The Masked Language Model (MLM) was used in the pre-training of the BERT model. The model can be directly used to solve token-level tasks, that is, during pre-training, part of the token in the sentence is replaced with the special token [masked], and part of the words are masked. The output of the model is the word that predicts the corresponding position of [masked]. The advantage of this kind of training is that it does not require manual annotated data. It only needs to randomly mask the sentences in the existing corpus through an appropriate method to obtain a corpus that can be used for training, and the trained model can be used directly.

2.3.2 Token-level tasks and sequence-level tasks

In some cases, sequence-level tasks can also be split into token-level tasks for processing.

The SQuAD dataset is a generative dataset based on sentence processing. The particularity of this dataset is that the final answer is contained in the content of the sample, has a range, and is continuously distributed in the content.

2.3.3 Entity word recognition task and common models

Entity word recognition (Named Entity Recognition, NER) tasks are also known as entity recognition, entity segmentation or entity extraction tasks. It is a subtask of information extraction and aims to locate named entities in text and classify named entities such as people, organizations, locations, time expressions, quantities, monetary values, percentages, etc.

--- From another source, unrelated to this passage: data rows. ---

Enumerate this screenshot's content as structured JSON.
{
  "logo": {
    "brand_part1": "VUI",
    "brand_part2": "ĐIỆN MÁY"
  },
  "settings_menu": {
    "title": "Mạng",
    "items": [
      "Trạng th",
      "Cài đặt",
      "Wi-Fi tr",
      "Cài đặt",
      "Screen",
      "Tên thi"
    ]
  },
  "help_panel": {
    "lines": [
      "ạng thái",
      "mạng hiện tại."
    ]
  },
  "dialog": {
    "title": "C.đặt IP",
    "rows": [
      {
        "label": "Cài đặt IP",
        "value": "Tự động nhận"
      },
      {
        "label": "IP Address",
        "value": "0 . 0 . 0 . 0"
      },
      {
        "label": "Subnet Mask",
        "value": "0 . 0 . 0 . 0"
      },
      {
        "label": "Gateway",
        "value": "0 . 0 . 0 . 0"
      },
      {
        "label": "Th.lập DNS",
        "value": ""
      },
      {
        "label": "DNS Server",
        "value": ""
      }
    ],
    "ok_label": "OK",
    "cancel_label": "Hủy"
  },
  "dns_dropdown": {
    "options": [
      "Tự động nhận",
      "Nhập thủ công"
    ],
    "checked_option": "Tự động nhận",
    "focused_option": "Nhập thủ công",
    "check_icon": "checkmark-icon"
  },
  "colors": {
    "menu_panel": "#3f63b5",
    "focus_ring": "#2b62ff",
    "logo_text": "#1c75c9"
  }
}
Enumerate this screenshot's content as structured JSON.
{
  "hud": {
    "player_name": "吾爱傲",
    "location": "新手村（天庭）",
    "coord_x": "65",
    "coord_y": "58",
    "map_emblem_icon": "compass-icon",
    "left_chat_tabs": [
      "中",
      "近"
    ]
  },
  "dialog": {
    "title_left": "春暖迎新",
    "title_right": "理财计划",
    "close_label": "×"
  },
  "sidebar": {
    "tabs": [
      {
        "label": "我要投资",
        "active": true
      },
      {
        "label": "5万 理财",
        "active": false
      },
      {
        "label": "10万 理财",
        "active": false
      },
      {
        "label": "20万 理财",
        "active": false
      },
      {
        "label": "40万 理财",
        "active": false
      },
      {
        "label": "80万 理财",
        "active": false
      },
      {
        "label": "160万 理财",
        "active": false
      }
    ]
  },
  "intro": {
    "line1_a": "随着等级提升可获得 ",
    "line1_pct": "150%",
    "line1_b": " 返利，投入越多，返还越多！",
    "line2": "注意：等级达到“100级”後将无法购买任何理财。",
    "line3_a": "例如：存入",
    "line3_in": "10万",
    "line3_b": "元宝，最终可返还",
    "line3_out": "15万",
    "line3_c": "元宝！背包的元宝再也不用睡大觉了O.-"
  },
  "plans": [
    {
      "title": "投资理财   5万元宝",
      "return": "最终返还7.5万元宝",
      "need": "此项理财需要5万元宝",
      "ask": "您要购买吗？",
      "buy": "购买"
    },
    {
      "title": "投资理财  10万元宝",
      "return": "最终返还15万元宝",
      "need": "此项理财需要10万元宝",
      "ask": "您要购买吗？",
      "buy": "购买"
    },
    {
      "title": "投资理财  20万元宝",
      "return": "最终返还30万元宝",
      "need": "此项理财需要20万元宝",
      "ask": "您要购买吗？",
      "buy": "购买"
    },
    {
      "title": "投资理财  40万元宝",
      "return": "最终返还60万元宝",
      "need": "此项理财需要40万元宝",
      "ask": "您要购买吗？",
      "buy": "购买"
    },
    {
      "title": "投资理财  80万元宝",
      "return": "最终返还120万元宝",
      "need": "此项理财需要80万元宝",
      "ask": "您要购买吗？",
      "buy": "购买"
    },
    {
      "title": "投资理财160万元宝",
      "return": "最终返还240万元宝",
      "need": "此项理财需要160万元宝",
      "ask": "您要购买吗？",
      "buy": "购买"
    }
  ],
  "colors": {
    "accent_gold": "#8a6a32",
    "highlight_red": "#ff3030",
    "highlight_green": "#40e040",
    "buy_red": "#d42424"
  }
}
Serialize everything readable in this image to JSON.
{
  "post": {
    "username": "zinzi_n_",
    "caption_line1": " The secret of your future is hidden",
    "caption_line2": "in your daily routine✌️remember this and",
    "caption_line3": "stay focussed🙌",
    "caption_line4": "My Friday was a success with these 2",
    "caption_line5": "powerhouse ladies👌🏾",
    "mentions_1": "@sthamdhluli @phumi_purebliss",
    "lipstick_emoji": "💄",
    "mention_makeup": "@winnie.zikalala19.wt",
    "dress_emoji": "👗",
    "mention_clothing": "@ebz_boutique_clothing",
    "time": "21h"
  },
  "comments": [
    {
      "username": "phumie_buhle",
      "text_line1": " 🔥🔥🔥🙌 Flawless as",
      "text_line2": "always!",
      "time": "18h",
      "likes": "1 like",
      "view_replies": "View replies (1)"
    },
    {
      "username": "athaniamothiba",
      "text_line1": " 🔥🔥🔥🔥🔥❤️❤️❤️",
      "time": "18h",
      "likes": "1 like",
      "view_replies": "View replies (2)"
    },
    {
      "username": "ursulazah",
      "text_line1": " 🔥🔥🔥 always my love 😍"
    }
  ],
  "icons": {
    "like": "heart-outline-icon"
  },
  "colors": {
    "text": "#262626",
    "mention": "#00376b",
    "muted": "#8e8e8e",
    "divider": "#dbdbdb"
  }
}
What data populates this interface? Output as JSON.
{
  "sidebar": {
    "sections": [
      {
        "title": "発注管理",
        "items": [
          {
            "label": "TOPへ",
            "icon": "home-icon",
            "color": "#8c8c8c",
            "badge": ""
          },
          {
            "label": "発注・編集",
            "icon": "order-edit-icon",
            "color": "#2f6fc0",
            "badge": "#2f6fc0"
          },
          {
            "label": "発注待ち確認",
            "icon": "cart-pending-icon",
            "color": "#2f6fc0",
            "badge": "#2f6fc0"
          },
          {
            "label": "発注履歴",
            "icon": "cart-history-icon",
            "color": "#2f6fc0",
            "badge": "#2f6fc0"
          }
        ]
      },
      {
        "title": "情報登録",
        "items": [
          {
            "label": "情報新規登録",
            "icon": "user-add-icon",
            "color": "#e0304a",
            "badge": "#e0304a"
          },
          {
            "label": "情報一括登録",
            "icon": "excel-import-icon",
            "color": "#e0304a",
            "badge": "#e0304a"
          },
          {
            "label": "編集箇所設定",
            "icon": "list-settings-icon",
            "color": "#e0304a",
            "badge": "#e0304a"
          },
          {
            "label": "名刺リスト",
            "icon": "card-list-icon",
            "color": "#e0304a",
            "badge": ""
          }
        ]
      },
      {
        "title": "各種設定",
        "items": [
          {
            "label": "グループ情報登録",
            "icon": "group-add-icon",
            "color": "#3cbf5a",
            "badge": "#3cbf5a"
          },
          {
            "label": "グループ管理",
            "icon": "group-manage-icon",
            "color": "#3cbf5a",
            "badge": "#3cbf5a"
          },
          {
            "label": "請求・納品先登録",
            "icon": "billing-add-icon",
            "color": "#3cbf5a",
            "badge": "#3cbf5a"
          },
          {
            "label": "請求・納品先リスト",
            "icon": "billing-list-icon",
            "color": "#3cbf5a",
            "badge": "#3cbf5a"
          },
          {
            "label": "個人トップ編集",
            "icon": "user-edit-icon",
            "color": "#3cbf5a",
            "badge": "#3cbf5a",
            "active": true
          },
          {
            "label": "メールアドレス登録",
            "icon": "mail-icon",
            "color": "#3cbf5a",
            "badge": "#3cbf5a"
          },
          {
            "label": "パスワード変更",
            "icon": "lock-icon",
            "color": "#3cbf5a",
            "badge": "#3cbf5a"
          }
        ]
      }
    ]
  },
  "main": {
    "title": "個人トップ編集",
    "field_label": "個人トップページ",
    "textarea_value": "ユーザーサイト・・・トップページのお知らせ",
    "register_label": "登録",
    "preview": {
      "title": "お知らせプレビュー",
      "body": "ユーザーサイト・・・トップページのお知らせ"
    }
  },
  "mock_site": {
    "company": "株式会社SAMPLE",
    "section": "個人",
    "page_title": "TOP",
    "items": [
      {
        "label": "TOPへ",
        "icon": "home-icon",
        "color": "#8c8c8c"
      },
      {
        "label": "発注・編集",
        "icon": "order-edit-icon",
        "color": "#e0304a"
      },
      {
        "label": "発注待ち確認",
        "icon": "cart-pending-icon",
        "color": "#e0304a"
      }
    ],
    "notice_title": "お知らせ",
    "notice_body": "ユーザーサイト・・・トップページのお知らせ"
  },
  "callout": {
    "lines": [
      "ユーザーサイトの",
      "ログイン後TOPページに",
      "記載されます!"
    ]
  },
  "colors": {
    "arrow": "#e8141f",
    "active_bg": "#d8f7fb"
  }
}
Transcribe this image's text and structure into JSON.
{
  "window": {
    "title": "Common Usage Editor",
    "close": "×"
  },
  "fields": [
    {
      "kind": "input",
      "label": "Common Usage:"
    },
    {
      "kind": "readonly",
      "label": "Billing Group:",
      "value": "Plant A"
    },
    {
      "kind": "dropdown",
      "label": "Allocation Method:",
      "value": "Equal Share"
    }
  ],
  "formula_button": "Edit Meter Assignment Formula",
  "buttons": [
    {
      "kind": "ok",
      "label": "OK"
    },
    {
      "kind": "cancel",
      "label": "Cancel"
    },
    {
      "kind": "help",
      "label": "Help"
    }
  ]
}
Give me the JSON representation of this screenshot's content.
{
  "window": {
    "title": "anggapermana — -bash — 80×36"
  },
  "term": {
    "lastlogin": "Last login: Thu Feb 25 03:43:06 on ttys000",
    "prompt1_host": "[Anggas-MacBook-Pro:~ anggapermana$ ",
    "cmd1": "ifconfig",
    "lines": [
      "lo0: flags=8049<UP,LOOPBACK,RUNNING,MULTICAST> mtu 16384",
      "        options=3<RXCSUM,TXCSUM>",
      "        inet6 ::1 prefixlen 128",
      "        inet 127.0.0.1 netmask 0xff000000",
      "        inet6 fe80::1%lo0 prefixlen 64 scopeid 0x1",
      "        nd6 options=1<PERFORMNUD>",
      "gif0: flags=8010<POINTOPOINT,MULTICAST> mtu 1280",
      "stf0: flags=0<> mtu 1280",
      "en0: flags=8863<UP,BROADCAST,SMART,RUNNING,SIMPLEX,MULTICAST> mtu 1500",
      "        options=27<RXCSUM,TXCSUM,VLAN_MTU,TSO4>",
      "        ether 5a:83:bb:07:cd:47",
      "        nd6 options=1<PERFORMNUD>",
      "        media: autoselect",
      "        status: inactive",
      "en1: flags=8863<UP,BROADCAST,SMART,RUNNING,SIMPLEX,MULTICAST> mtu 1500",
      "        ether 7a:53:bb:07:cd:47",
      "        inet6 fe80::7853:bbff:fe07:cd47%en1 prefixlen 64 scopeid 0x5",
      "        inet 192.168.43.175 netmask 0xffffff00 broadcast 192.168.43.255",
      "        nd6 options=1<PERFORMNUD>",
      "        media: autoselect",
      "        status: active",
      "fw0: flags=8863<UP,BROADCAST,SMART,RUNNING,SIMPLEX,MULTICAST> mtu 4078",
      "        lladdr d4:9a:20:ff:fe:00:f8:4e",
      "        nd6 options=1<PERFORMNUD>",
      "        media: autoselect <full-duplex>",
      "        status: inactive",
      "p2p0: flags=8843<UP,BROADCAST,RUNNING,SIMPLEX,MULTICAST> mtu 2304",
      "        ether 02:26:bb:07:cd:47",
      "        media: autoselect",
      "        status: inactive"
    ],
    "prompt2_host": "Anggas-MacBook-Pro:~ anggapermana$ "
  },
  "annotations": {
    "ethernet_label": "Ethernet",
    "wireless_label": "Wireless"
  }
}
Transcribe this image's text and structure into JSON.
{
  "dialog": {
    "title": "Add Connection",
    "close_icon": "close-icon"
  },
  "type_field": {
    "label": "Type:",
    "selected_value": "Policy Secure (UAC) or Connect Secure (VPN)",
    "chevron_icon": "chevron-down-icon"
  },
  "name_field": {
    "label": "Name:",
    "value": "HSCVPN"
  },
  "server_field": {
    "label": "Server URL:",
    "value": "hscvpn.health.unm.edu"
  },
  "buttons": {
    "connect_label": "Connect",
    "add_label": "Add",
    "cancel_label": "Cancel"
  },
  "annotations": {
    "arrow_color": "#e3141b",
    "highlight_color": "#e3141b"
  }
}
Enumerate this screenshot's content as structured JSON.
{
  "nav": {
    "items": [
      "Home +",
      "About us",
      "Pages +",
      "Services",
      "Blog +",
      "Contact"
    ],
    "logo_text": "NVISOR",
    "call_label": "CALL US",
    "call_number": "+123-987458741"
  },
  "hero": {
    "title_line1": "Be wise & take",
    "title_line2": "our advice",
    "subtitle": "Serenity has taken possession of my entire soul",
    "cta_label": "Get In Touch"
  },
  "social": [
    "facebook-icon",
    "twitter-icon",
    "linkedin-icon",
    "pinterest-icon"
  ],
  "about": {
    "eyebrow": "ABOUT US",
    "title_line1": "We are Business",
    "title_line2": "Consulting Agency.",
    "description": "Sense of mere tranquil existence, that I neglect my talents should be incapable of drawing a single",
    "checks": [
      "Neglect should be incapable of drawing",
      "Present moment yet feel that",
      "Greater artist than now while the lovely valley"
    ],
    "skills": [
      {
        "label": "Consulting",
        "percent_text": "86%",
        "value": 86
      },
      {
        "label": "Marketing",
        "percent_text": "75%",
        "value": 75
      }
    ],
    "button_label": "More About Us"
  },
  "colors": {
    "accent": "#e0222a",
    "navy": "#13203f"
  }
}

Essence: Label each token in the sentence, and then determine the category of each token, which can be used to quickly evaluate resumes, optimize search engine algorithms, and optimize recommender system algorithms.

Common entity word recognition models include:

1. The SpaCy model is a Python-based named entity recognition statistical system that assigns labels to contiguous groups of tokens. SpaCy models provide a default set of entity categories that include various named or numerical entities such as company name, location, organization, product name, etc. These default entity categories can also be updated through training.
2. The Stanford NER model is a Named Entity Recognizer, implemented in Java. It provides a default entity category such as Organization, Person, and Location, etc., and supports multiple languages.